The New York Times Test
One code of conduct professionals follow is “The New York Times Test”: you must never put anything in writing that you could be embarrassed to see printed on the front page of the New York Times.
The risk is, if your company or business is ever in the news, and your embarrassing comments are central to the story, you can expect to lose bigly: your job, your reputation, your career. The message is clear: when in doubt, don’t put it in writing.
This sounds banal and obvious and normal, but I contend this is bad because the chilling effect is profound. It means working professionals avoid putting their candid thoughts in writing because there’s almost never any upside. Aside from requiring all professionals to use dehumanizing “professional speak”, it also means they cannot blog about anything interesting in their own name, which is essential to lending credibility to what they’re writing about.
Additionally, because of the particularly high risks of doxxing, they will probably not be able to blog about it anonymously either.
Is anonymous blogging really that high risk? Yes. If you have access to sophisticated investigative resources, like I presume most journalists do, you can figure out who any anonymous person on the internet is if they blog long enough because you only need around 33 bits of information to narrow 7 billion people down to 1. That is, assuming each bit of information splits the population 50/50, you need only take 2^33 to cover ~8.4 billion people.
In practice it’s easier than this. People usually blog about the ways they’re exceptional, not the ways they’re the normal, so the information they give out probably distinguishes them 10:1. I’m not trying to be anonymous here (or am I?), but if I reveal that I’m a Sicilian descendant male living in the US, I’ve already reduced the search space by 1000x, from 7.8 billion people to 7 million people.
This is a sad state of affairs. Because of The New York Times Test, it guarantees that most posts on the internet are written either by crazy people, people with “fuck you” money or people who have nothing left to lose.
Everyone else, by which I mean the grand majority of sane professionals with a stake in the system and reasonable thoughts, stays out of the conversation.
To quote Scott Alexander “I’m not sure what we think we’re gaining by ensuring the smartest and best educated people around aren’t able to talk openly about the fields they’re experts in, but I hope it’s worth it.”
I don’t mean to single the New York Times out here as particular evil or something; having any reputable paper feature your unflattering candid thoughts would be mortifying, but it would be especially mortifying if one with the New York Times’ high reputation and massive reach did it.

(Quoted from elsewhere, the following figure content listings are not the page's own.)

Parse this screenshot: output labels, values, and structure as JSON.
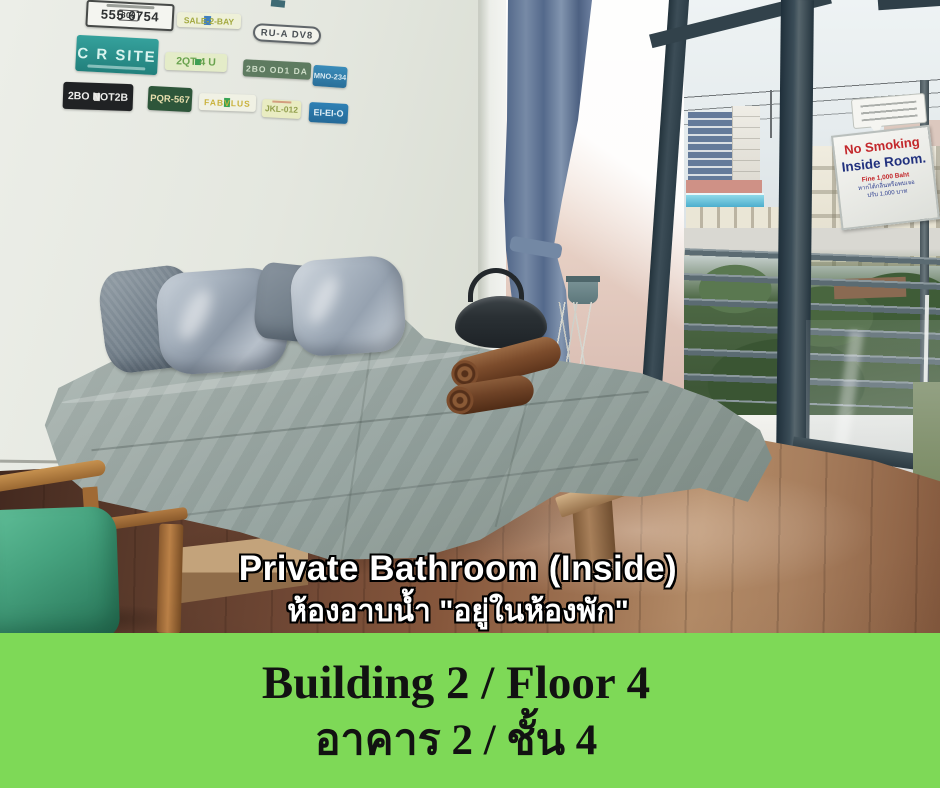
{
  "photo": {
    "plates": [
      {
        "prefix": "800",
        "text": "555 6754"
      },
      {
        "text": "SALE-2-BAY"
      },
      {
        "text": "RU-A DV8"
      },
      {
        "text": "C R SITE"
      },
      {
        "text": "2QT 4 U"
      },
      {
        "text": "2BO OD1 DA"
      },
      {
        "text": "MNO-234"
      },
      {
        "text": "2BO NOT2B"
      },
      {
        "text": "PQR-567"
      },
      {
        "text": "FABVLUS"
      },
      {
        "text": "JKL-012"
      },
      {
        "text": "EI-EI-O"
      }
    ],
    "no_smoking_sign": {
      "title": "No Smoking",
      "subtitle": "Inside Room.",
      "fine": "Fine 1,000 Baht",
      "thai1": "หากได้กลิ่นหรือพบเจอ",
      "thai2": "ปรับ 1,000 บาท"
    },
    "overlay": {
      "title": "Private Bathroom (Inside)",
      "subtitle": "ห้องอาบน้ำ \"อยู่ในห้องพัก\""
    }
  },
  "banner": {
    "line1": "Building 2 / Floor 4",
    "line2": "อาคาร 2 / ชั้น 4"
  },
  "colors": {
    "banner_green": "#7ed957",
    "sign_red": "#c3272b",
    "sign_navy": "#21317e",
    "curtain_blue": "#5d7494",
    "chair_green": "#3f9e7d"
  }
}
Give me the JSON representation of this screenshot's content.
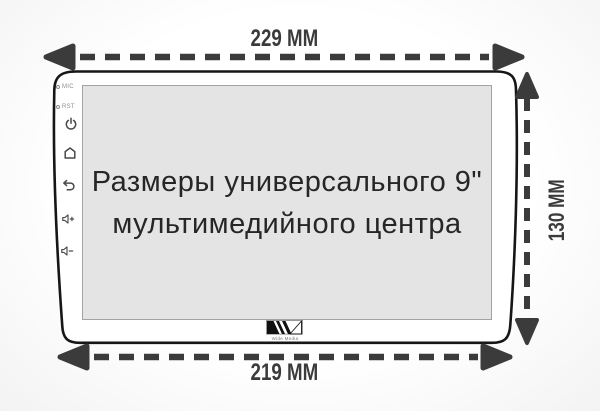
{
  "diagram_title": "Universal 9-inch multimedia head unit dimensions",
  "dimensions": {
    "top_width": "229 MM",
    "bottom_width": "219 MM",
    "side_height": "130 MM"
  },
  "screen": {
    "caption_line1": "Размеры универсального 9\"",
    "caption_line2": "мультимедийного центра"
  },
  "side_panel": {
    "mic_label": "MIC",
    "rst_label": "RST",
    "icons": [
      "power-icon",
      "home-icon",
      "back-icon",
      "volume-up-icon",
      "volume-down-icon"
    ]
  },
  "logo": {
    "text": "Wide Media"
  },
  "colors": {
    "arrow": "#3b3b3b",
    "body_outline": "#161616",
    "screen_fill": "#e4e4e4",
    "screen_border": "#a3a3a3",
    "icon": "#4a4a4a",
    "muted_label": "#8d8d8d",
    "caption_text": "#262626"
  }
}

I don’t mean to single all media out either. There’s some kind of underlying dynamic at play here that media feeds off of; some combination of outrage culture, intolerance for heterodox ideas, and a low sanity waterline that makes it dangerous to be candid.
The First Amendment is an important back-stop on what the government can do, but government is not the only power in the world, and this other power says you really aren’t permitted to speak freely, not if you’re invested in the system.